There are geometric vases on intricately detailed glass tables, perfume bottles with Art Deco curves, chandeliers, and crystal embellishments set into sofa arms, tables and doors.

The house that Lalique built is the work of a master craftsman, one of France’s foremost Art Nouveau jewellery designers. Founded in 1888, René Lalique’s eponymous firm became a byword for luxurious French artistry. Over the past century it has produced elaborate glass panels, famously for the Orient Express and for many grand salons across Europe, along with delicate jewellery and crystal collections for homes and hotels from London to Tokyo. Its Art Deco panels in Claridge’s are stunning.

Classic brand: Lalique has "timeless style"

Lalique established his manufacturing base in Alsace in 1919 and built Villa René Lalique nearby as his family home. When Swiss businessman Silvio Denz bought Lalique in 2008 he kept the original factory and he remains the sole producer of Lalique crystal. On Denz’s first visit to the factory, he enquired of his lawyer who owned the old black-and-white house on the hill… and discovered he owned it himself.

Denz lavished money on the villa. An elite team of architects and designers transformed it into a six-suite hotel linked to a new contemporary wood-and-glass extension with a two-Michelin star restaurant and 20,000-bottle, temperature-controlled wine cellar.

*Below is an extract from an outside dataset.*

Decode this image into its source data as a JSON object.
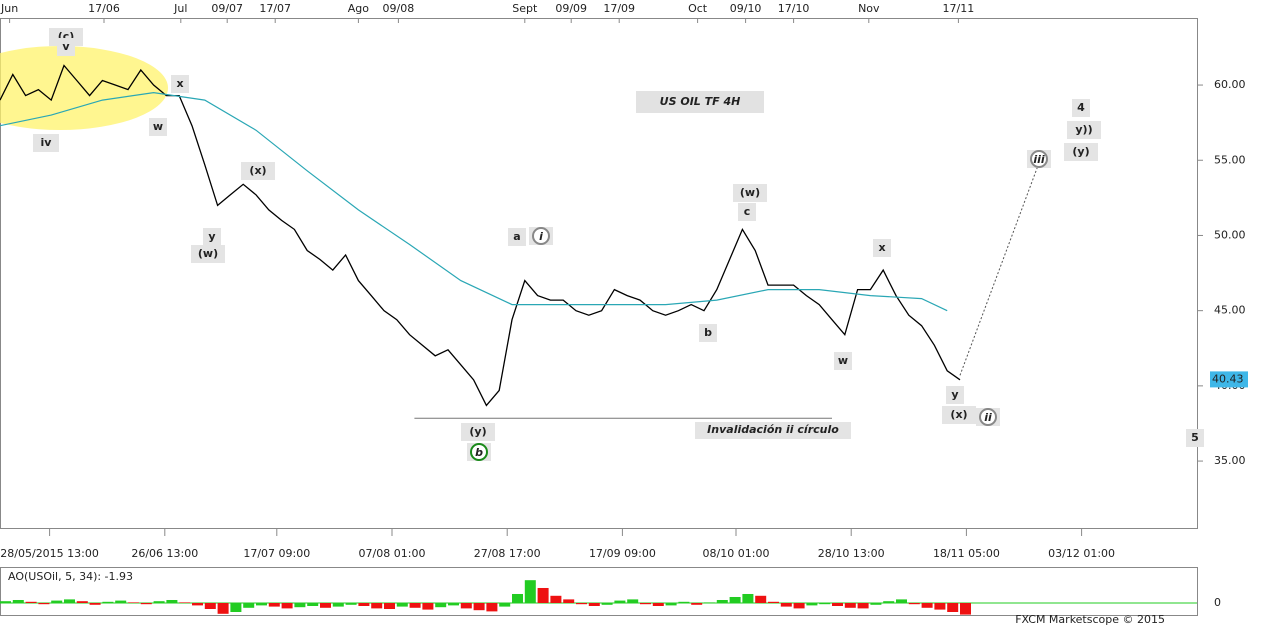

Villa René Lalique opened as a hotel and bespoke company showroom in September last year. All furniture and fittings, from the beds to the decanters lined up along the black lacquer bar, are for sale. Denz’s background is in luxury perfume and wine — he owns vineyards in St Emilion, Tuscany and Catalonia — but Lalique fires his imagination. “It is a classic brand, luxurious but never showy, with a timeless style,” he says. “The Art Deco style Lalique developed still looks better in the modern house than any other style of the past 300 years.”

Lalique Museum: 500 pieces are on permanent exhibition

Architect Mario Botta enlarged the house and added that fabulous extension while Tina Green, wife of Topshop owner Sir Philip Green, and her business partner Pietro Mingarelli, worked on the interiors. They had Lalique-Maison, a range of Art Deco-inspired furniture and accessories to play with, but their brief was also to preserve the atmosphere of the original family home.

Interiors are crisp with a mostly pale palette of rich creams and beige highlighted by striking dark lacquer. Crystal inlays are everywhere, from bathrooms to doors. Super-size black-and-white photos of René Lalique, his family and original factory staff cover the walls, while the route to the wine cellar has a wall of framed crystal butterflies by Damien Hirst. The end result is a calming, enveloping homage to fine crafts.

Guests come from across Europe for wine tasting with head sommelier Romain Iltis and to enjoy chef Jean-Georges Klein’s restaurant. And if, at the end of your stay, you want to buy a piece of Lalique, from a champagne glass to a backlit panel, simply ask and it will be delivered.

  • Villa René Lalique: rooms from £280 a night.
  • All products available to buy at the Lalique boutique: 47 Conduit Street, W1 (020 7292 0444)
  • easyJet flies daily from London to Strasbourg
Beautiful pieces: glassware displayed against a black backdrop in the Lalique Museum

THE LALIQUE MUSEUM

Visitors cannot visit the Lalique factory but can tour the Lalique Museum which opened in 2011 in a modern building in Wingen-sur-Moder, the village where René Lalique first set up his glassworks.

There are 500 pieces on permanent exhibition, displayed against a black backdrop, as above, plus a café, shop and landscaped gardens.